Harold Jarche pointed me to this: Human Brain Appears “Hard-Wired” for Hierarchy

I must get round to writing a caveat about my and others’ casual use of this word “hardwired” to describe the organic operations of the brain. It’s very easy to get into linear cause-and-effect filtering in pursuit of a good story. For now, please imagine appropriate boilerplate.

It seems we respond similarly to shifts in status as to changes in monetary rewards. (My first ad agency constantly exploited this, creating all manner of new job titles to confer pseudopromotions without any increase in pay. The lower ranks suggested they create a fruit machine to jumble up words like “associate” “senior” “assistant” on reel 1, “account” “creative” “planning” etc on reel 2 and “director” “manager” “executive” “controller” on reel 3. That’s how they could keep up the supply of hollow status games. My offer to be called teaboy but get a decent pay rise fell on deaf ears.)
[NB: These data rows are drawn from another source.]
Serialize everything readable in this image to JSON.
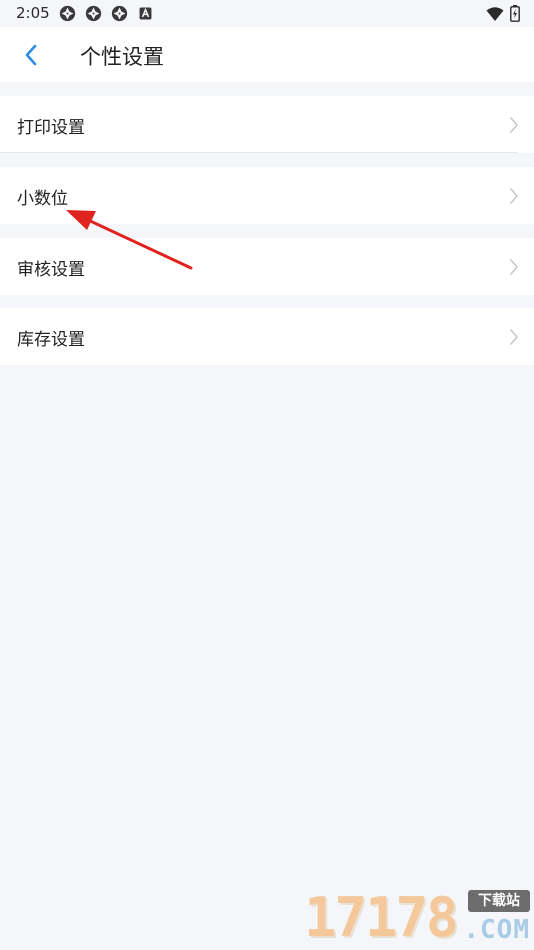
{
  "status_bar": {
    "time": "2:05",
    "notification_icons": [
      "aperture-icon",
      "aperture-icon",
      "aperture-icon",
      "a-box-icon"
    ],
    "right_icons": [
      "wifi-icon",
      "battery-charging-icon"
    ]
  },
  "header": {
    "title": "个性设置",
    "back_icon": "chevron-left-icon",
    "accent_color": "#2e8be6"
  },
  "menu": {
    "items": [
      {
        "label": "打印设置"
      },
      {
        "label": "小数位"
      },
      {
        "label": "审核设置"
      },
      {
        "label": "库存设置"
      }
    ],
    "chevron_icon": "chevron-right-icon"
  },
  "annotation": {
    "color": "#e0231f"
  },
  "watermark": {
    "digits": "17178",
    "tag": "下载站",
    "suffix": ".COM"
  }
}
It seems that high status also drives the bit of us that’s into action planning. That’s a neat bit of science to back up my longstanding sense that many people who talk about the need for action in meetings are playing a high status game.

Then there’s this:

The more positive the mood experienced by participants while at the top of an unstable hierarchy, the stronger was activity in this emotional pain circuitry when they viewed an outcome that threatened to move them down in status. In other words, people who felt more joy when they won also felt more pain when they lost.

You can see how this can lead hierarchies to increasing pivot to greater inequality, until they become quite unstable.
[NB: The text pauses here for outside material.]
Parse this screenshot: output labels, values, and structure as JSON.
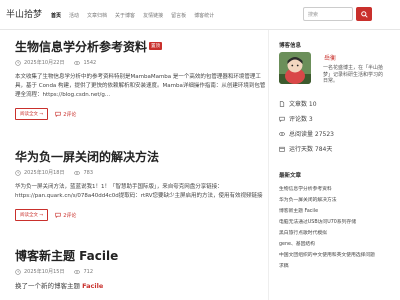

2 thoughts on “Hardwired for hierarchy

  1. Johnnie Moore

    “that many people who talk about the need for action in meetings are playing a high status game.”

    Absolutely. I’ve seen some real chest-beating displays about who can propose the most macho thing, whether it is going to meet the stated goals of the organisation. You see it happen, especially in groups on their way ‘down’ (I like your final observations). [And, in my experience, once someone has proposed a seriously ‘radical’ course of action then they don’t often feel the need to do the work of implementation!)d

    This is an element of groupthink, isn’t it – that there’s no space to the “less than” side of the acknowledged leader, so people who want to get noticed have to go FURTHER than the leader to find status-space.



    Good point. It’s easy for groups to trigger a poker round of demands for action and therefore status. I’ll meet your call for action, and raise you a demand for an immediate decision tree. Eventually, the call for action starts to veer towards panic.